Движением головы она возразила ему.

— Нет, пан Роджер, он хотел похвастаться, похвастаться открытием нового большого таланта. — И повторила: — Да-да, нового большого таланта.

Роджер сидел неподвижно с закрытыми глазами, с какими-то застывшими чертами лица, и в этом состоянии он напоминал изваяние еще больше, чем тогда в лесу после несчастного случая.

— Вы не шутите? — прошептал он, наконец.

Тогда она взяла его руку и стала лихорадочно говорить, точно боялась остановиться, объясняя, что она не шутит, что роман замечательный и произвел огромное впечатление не только на нее, но и на всех. Стронковский, Кучиминьский, Полясский, Иоланта и даже Тукалло, все не жалели восторженных слов. И Кейт повторяла все высказывания, цитировала мнения, рассказывая, как единодушно пришли к выводу, что автор в будущем станет известным драматургом.

— А я, я, пан Роджер, я сразу догадалась, что это вы написали. Нет, не догадалась, я почувствовала, ощутила, скорее знала и была так счастлива!

Кейт уже не владела собой, не думала ни о себе, ни о том, что говорит и как говорит. Ее захлестнуло неизъяснимое, всепоглощающее и опьяняющее волнение, которого до сих пор она еще никогда не испытывала и которое лишило ее воли, точно какой-то наркотик. Она видела перед собой только его глаза с меняющейся гаммой таких глубоких чувств, что в них и дна невозможно было разглядеть, постичь их до конца. Однако, погружаясь в них, она не чувствовала никакого страха, знала, что не встретит там никакой опасности, что там, в неведомых ей глубинах, она встретит теплоту и силу, парализующую, как сон, и такие близкие и заботливые, необходимые, как и его присутствие.

Резкий звонок телефона отрезвил ее. Звонил Ирвинг, нашедший пустяковый предлог, чтобы обменяться с ней хоть несколькими словами. Вернувшись, она застала Роджера, стоявшим у окна.

— Как хорошо, — начал он, — что вы почувствовали всю важность этого для меня. Я никому не говорил о своих надеждах и стремлениях. Не рассказывал и вам, но лишь потому, что в равной степени как боялся потерпеть поражение, так и жаждал победить. А разве имел я право претендовать на вашу доброжелательность по отношению ко мне, беспокоить вас?

— Вы имели право, — произнесла она едва слышно.

— О, сколько раз мне так нужен был ваш совет, сколько раз мне хотелось, чтобы вы оценили то или и иное мое произведение. Как часто я умышленно в разговоре с вами затрагивал темы, которые становились основой какой-нибудь моей повести. И ваше мнение было для меня критерием. Благодаря вам я сблизился с обществом, в котором, как в зеркале, сумел рассмотреть и сравнить свои умственные способности и свои чувства, духовный уровень и мастерство произведений этих людей. Я не получил никакого ответа, никакой уверенности, однако это придало мне смелости сделать решительный шаг, чтобы спросить себя, кто я и буду ли кем-нибудь? Исполнятся ли хоть в незначительной степени вынашиваемые столько лет мечты?

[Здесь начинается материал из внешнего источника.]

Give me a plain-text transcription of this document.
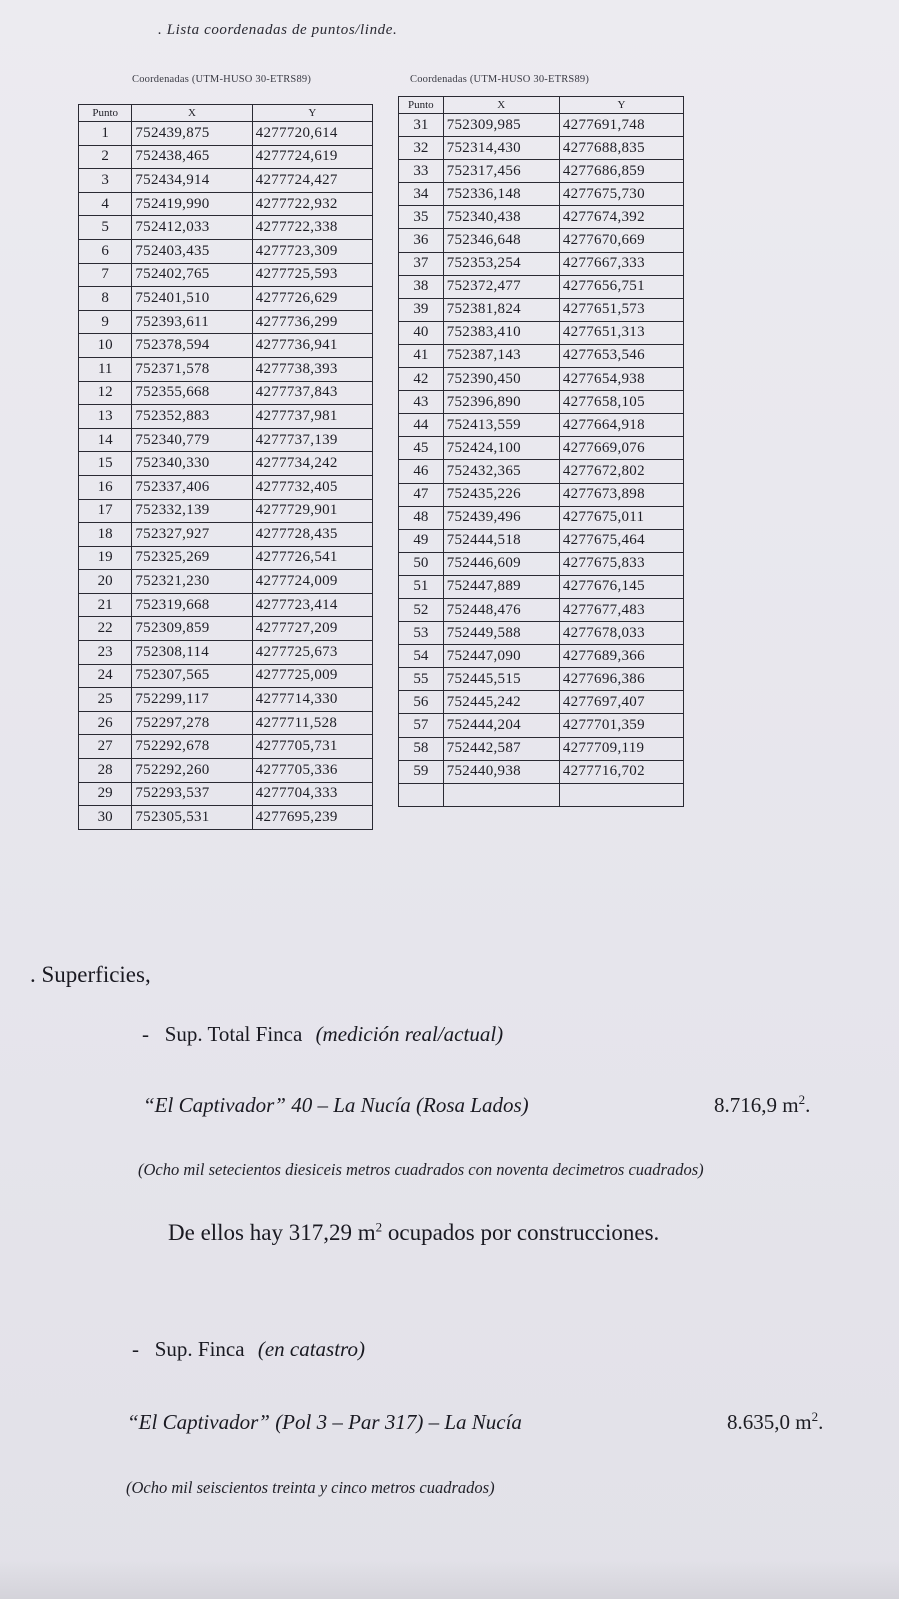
. Lista coordenadas de puntos/linde.
Coordenadas (UTM-HUSO 30-ETRS89)	Coordenadas (UTM-HUSO 30-ETRS89)
Punto	X	Y
1	752439,875	4277720,614
2	752438,465	4277724,619
3	752434,914	4277724,427
4	752419,990	4277722,932
5	752412,033	4277722,338
6	752403,435	4277723,309
7	752402,765	4277725,593
8	752401,510	4277726,629
9	752393,611	4277736,299
10	752378,594	4277736,941
11	752371,578	4277738,393
12	752355,668	4277737,843
13	752352,883	4277737,981
14	752340,779	4277737,139
15	752340,330	4277734,242
16	752337,406	4277732,405
17	752332,139	4277729,901
18	752327,927	4277728,435
19	752325,269	4277726,541
20	752321,230	4277724,009
21	752319,668	4277723,414
22	752309,859	4277727,209
23	752308,114	4277725,673
24	752307,565	4277725,009
25	752299,117	4277714,330
26	752297,278	4277711,528
27	752292,678	4277705,731
28	752292,260	4277705,336
29	752293,537	4277704,333
30	752305,531	4277695,239
Punto	X	Y
31	752309,985	4277691,748
32	752314,430	4277688,835
33	752317,456	4277686,859
34	752336,148	4277675,730
35	752340,438	4277674,392
36	752346,648	4277670,669
37	752353,254	4277667,333
38	752372,477	4277656,751
39	752381,824	4277651,573
40	752383,410	4277651,313
41	752387,143	4277653,546
42	752390,450	4277654,938
43	752396,890	4277658,105
44	752413,559	4277664,918
45	752424,100	4277669,076
46	752432,365	4277672,802
47	752435,226	4277673,898
48	752439,496	4277675,011
49	752444,518	4277675,464
50	752446,609	4277675,833
51	752447,889	4277676,145
52	752448,476	4277677,483
53	752449,588	4277678,033
54	752447,090	4277689,366
55	752445,515	4277696,386
56	752445,242	4277697,407
57	752444,204	4277701,359
58	752442,587	4277709,119
59	752440,938	4277716,702

. Superficies,
-   Sup. Total Finca (medición real/actual)
“El Captivador” 40 – La Nucía (Rosa Lados)	8.716,9 $m^2$.
(Ocho mil setecientos diesiceis metros cuadrados con noventa decimetros cuadrados)
De ellos hay 317,29 $m^2$ ocupados por construcciones.
-   Sup. Finca (en catastro)
“El Captivador” (Pol 3 – Par 317) – La Nucía	8.635,0 $m^2$.
(Ocho mil seiscientos treinta y cinco metros cuadrados)
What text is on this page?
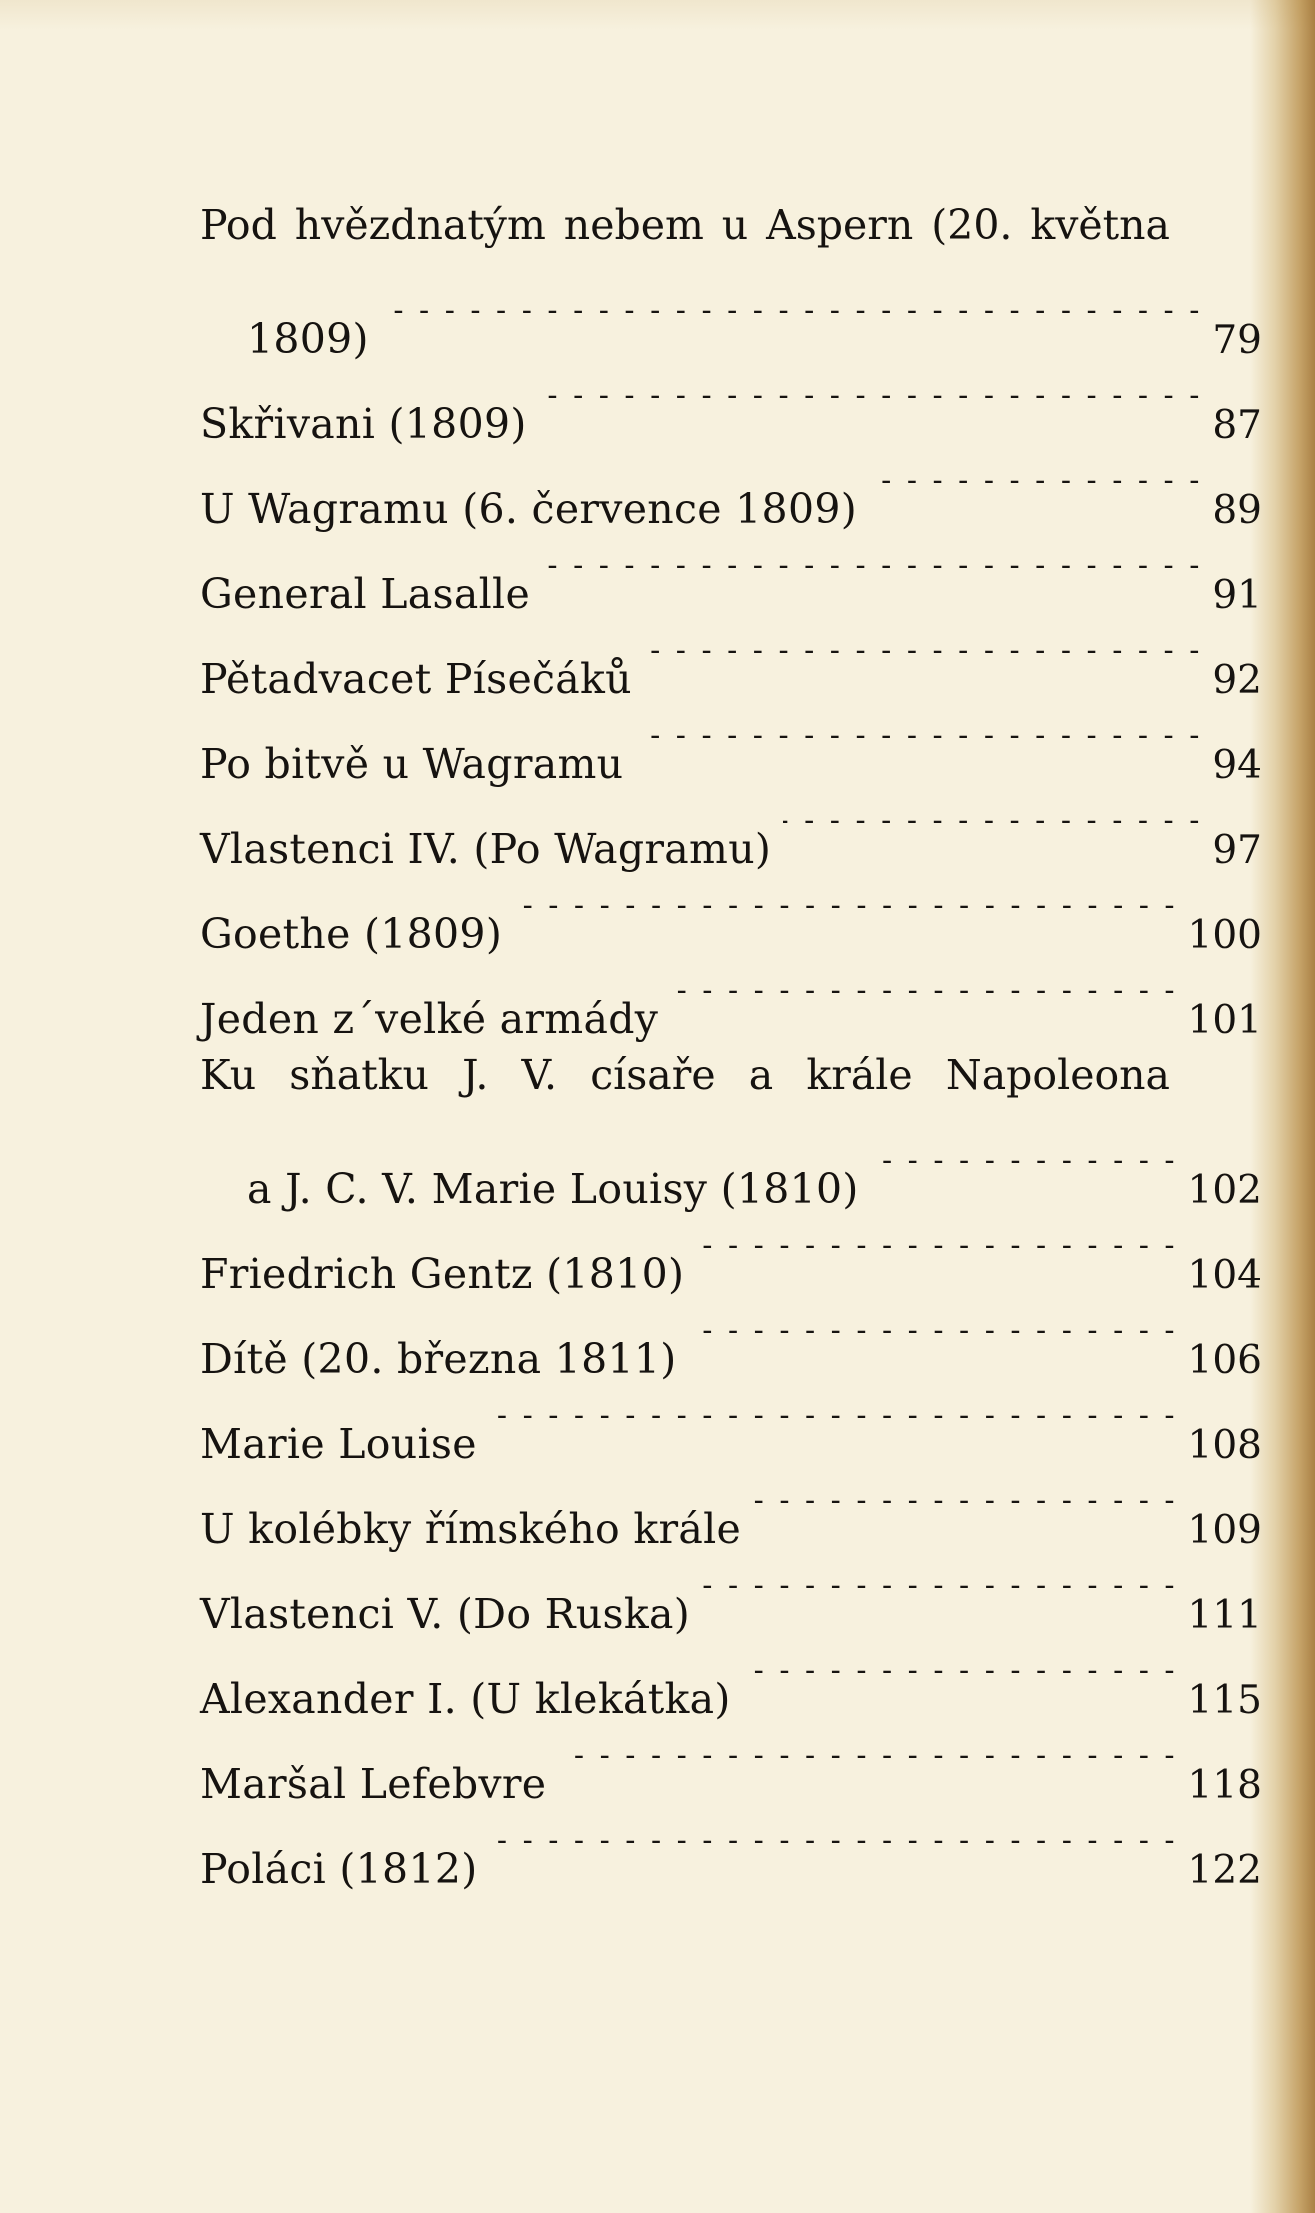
Pod hvězdnatým nebem u Aspern (20. května
1809) - - -	79
Skřivani (1809) - - -	87
U Wagramu (6. července 1809) - - -	89
General Lasalle - - -	91
Pětadvacet Písečáků - - -	92
Po bitvě u Wagramu - - -	94
Vlastenci IV. (Po Wagramu) - - -	97
Goethe (1809) - - -	100
Jeden z´velké armády - - -	101
Ku sňatku J. V. císaře a krále Napoleona
a J. C. V. Marie Louisy (1810) - - -	102
Friedrich Gentz (1810) - - -	104
Dítě (20. března 1811) - - -	106
Marie Louise - - -	108
U kolébky římského krále - - -	109
Vlastenci V. (Do Ruska) - - -	111
Alexander I. (U klekátka) - - -	115
Maršal Lefebvre - - -	118
Poláci (1812) - - -	122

Могу ли я, реальный я, дворовый приказчик, одержимый сумасшедшей манией величия, заподозривший в себе искру Божью и тайно, настойчиво и годами пытающийся разжечь ее в пламя, быть художником, творцом или должен остаться жалким и смешным графоманом, нулем, значение которого не изменит каприз судьбы, которая из Матейки сделала пана, потому что, должен вам признаться, я не чувствую себя Роджером Тынецким. Вы понимаете меня?

— Нет, — покачала головой Кейт, — во всяком случае не совсем.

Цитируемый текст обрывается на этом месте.